Strengthening the sustainable finance agenda

Environmental Finance speaks with Julie Becker, deputy CEO of the Luxembourg Stock Exchange (LuxSE) and founder of the Luxembourg Green Exchange (LGX), to discuss the latest innovations that are being implemented at the bourse.

Environmental Finance: How have recent market developments influenced the initiatives you are undertaking at LGX?

Julie BeckerJulie Becker: At the Luxembourg Stock Exchange, we have followed the sustainable finance market since it first emerged as a concept. We realised early on that finance needed to play an essential role in the solutions to our global challenges, and that sustainability had to become a natural part of finance and capital markets. Since establishing the Luxembourg Green Exchange, or LGX, in 2016, we have actively promoted the sustainable finance agenda by facilitating investments with positive environmental or social outcomes.

We have also contributed to shaping the EU framework on Sustainable Finance and actively supported new market developments to satisfy investor demand and encourage issuers to accelerate their transition and contribute to a low-carbon and more inclusive economy. Sustainability-linked bonds are one example of this.

We extended the LGX platform to include sustainability-linked bonds last year, when ICMA published its Sustainability-Linked Bond Principles. Another example is the new issuer section on LGX dedicated to Climate-Aligned Issuers, which we added earlier this year. While the product section on LGX is dedicated to labelled bonds, the Climate Bonds-LGX Climate-Aligned Issuers section takes into account companies' overall business activities and revenue streams, and features companies that derive at least 75% of their revenues from environmentally friendly activities.

This initiative was made possible thanks to our partnership with Climate Bonds Initiative, who is responsible for the analysis and screening of the issuers' revenues, debt and activities. The goal is to highlight untapped opportunities in the broader sustainable investment universe and broaden the scope of sustainable finance products beyond labelled bonds.

EF: What key innovations are driving the evolution of LGX?

JB: Over the past year, we have gone beyond our core activities as an exchange to contribute to the growth of sustainable finance. We identified two main barriers, namely lack of education and awareness, and access to meaningful and structured data, and we decided to address these issues.

In May 2020, we established the LGX Academy where our sustainable finance experts provide tailor-made courses on sustainable finance principles, products and labels, as well as applicable regulation and best market practices to financial professionals.

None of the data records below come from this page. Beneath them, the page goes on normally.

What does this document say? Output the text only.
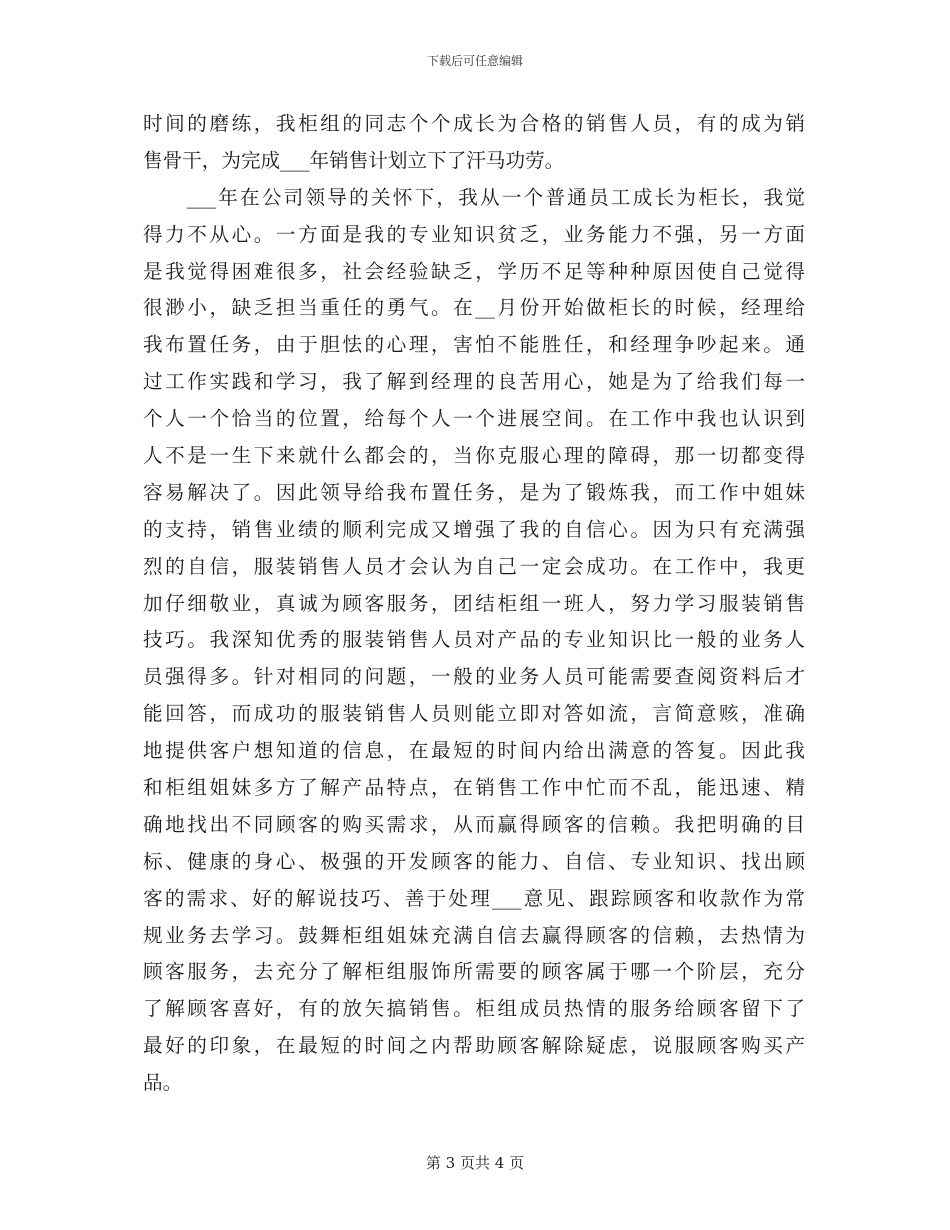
下载后可任意编辑
时间的磨练，我柜组的同志个个成长为合格的销售人员，有的成为销
售骨干，为完成___年销售计划立下了汗马功劳。
　　___年在公司领导的关怀下，我从一个普通员工成长为柜长，我觉
得力不从心。一方面是我的专业知识贫乏，业务能力不强，另一方面
是我觉得困难很多，社会经验缺乏，学历不足等种种原因使自己觉得
很渺小，缺乏担当重任的勇气。在__月份开始做柜长的时候，经理给
我布置任务，由于胆怯的心理，害怕不能胜任，和经理争吵起来。通
过工作实践和学习，我了解到经理的良苦用心，她是为了给我们每一
个人一个恰当的位置，给每个人一个进展空间。在工作中我也认识到
人不是一生下来就什么都会的，当你克服心理的障碍，那一切都变得
容易解决了。因此领导给我布置任务，是为了锻炼我，而工作中姐妹
的支持，销售业绩的顺利完成又增强了我的自信心。因为只有充满强
烈的自信，服装销售人员才会认为自己一定会成功。在工作中，我更
加仔细敬业，真诚为顾客服务，团结柜组一班人，努力学习服装销售
技巧。我深知优秀的服装销售人员对产品的专业知识比一般的业务人
员强得多。针对相同的问题，一般的业务人员可能需要查阅资料后才
能回答，而成功的服装销售人员则能立即对答如流，言简意赅，准确
地提供客户想知道的信息，在最短的时间内给出满意的答复。因此我
和柜组姐妹多方了解产品特点，在销售工作中忙而不乱，能迅速、精
确地找出不同顾客的购买需求，从而赢得顾客的信赖。我把明确的目
标、健康的身心、极强的开发顾客的能力、自信、专业知识、找出顾
客的需求、好的解说技巧、善于处理___意见、跟踪顾客和收款作为常
规业务去学习。鼓舞柜组姐妹充满自信去赢得顾客的信赖，去热情为
顾客服务，去充分了解柜组服饰所需要的顾客属于哪一个阶层，充分
了解顾客喜好，有的放矢搞销售。柜组成员热情的服务给顾客留下了
最好的印象，在最短的时间之内帮助顾客解除疑虑，说服顾客购买产
品。
第 3 页共 4 页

There is still a considerable lack of knowledge and understanding of what sustainable finance is and, what it involves, among market participants. We would like to help close this gap.

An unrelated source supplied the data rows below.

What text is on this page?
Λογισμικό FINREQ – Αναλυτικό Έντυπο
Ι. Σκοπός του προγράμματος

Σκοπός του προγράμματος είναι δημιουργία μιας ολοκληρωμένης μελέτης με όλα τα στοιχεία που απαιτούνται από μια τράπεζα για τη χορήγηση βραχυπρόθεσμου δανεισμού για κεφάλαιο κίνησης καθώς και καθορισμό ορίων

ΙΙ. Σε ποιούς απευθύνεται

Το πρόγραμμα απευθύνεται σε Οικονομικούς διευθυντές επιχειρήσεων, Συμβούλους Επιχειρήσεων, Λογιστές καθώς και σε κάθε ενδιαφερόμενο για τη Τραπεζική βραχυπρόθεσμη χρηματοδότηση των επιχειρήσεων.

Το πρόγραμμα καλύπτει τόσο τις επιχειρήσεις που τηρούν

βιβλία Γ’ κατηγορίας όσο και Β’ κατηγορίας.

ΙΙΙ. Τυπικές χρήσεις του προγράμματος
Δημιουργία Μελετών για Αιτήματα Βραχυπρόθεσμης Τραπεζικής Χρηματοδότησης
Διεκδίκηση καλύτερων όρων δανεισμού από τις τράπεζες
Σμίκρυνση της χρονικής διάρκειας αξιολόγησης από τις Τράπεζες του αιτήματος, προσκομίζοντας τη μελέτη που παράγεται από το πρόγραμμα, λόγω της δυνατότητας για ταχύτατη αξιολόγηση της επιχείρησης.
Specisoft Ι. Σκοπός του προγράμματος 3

Then in September 2020, we established the LGX DataHub, a unique and centralised database of structured sustainability data, which now covers more than 3,000 green, social and sustainability bonds — close to the entire universe of listed, sustainable debt instruments worldwide. With up to 150 data points per security, the LGX DataHub provides investors and asset managers with the pre- and post-issuance data they need to build sustainable investment strategies and report on these investments.

By increasing financial literacy, focusing on knowledge sharing and facilitating access to structured and meaningful sustainability data, we help sustainable finance to grow and move from niche to mainstream.

EF: What are your strategic priorities for 2021?

JB: This year, we will further develop the LGX Academy and expand the LGX DataHub. We have invested in a promising start-up Tetrao, which helps us collect vast amounts of data points with artificial intelligence-based technology. We are also exploring other ways to capitalise on sustainability data, because data is crucial in establishing science-based targets and measuring social and environmental impact and progress.

We are also following the developments around transition finance very closely and we are analysing how to best support new products, like transition bonds, on LGX. Transition finance will be essential in accelerating transition efforts across different sectors and we are contributing to the ongoing market discussions in different working groups.

The global pandemic increased the focus on sustainability and brought environmental, social and governance (ESG) issues centre stage. With the growing scrutiny placed on issuers' overall sustainability strategies and ESG profiles, we are also looking into how we can support market participants in this field, as we are convinced that access to capital markets may soon be preconditioned by a complete and credible ESG profile of issuers.

EF: You have won Exchange of the year in the Environmental Finance Bond Awards. To what do you attribute your success?

JB: First and foremost, I would attribute the success to the relentless commitment and determination of our teams, who are driven by a clear sense of purpose. Even in the challenging year 2020, we followed through with our planned sustainable finance developments, and this is a real achievement.

As an exchange, we are a service provider to capital markets and we have a responsibility to help shape better capital markets where impact and purpose matter, and where finance supports the real economy and contributes positively to society.

We are extremely proud to have been granted the Exchange of the year award for five consecutive years. This recognition shows that we have set the right priorities, and it serves as a tremendous motivation for our teams to continue on our mission to make capital markets more sustainable!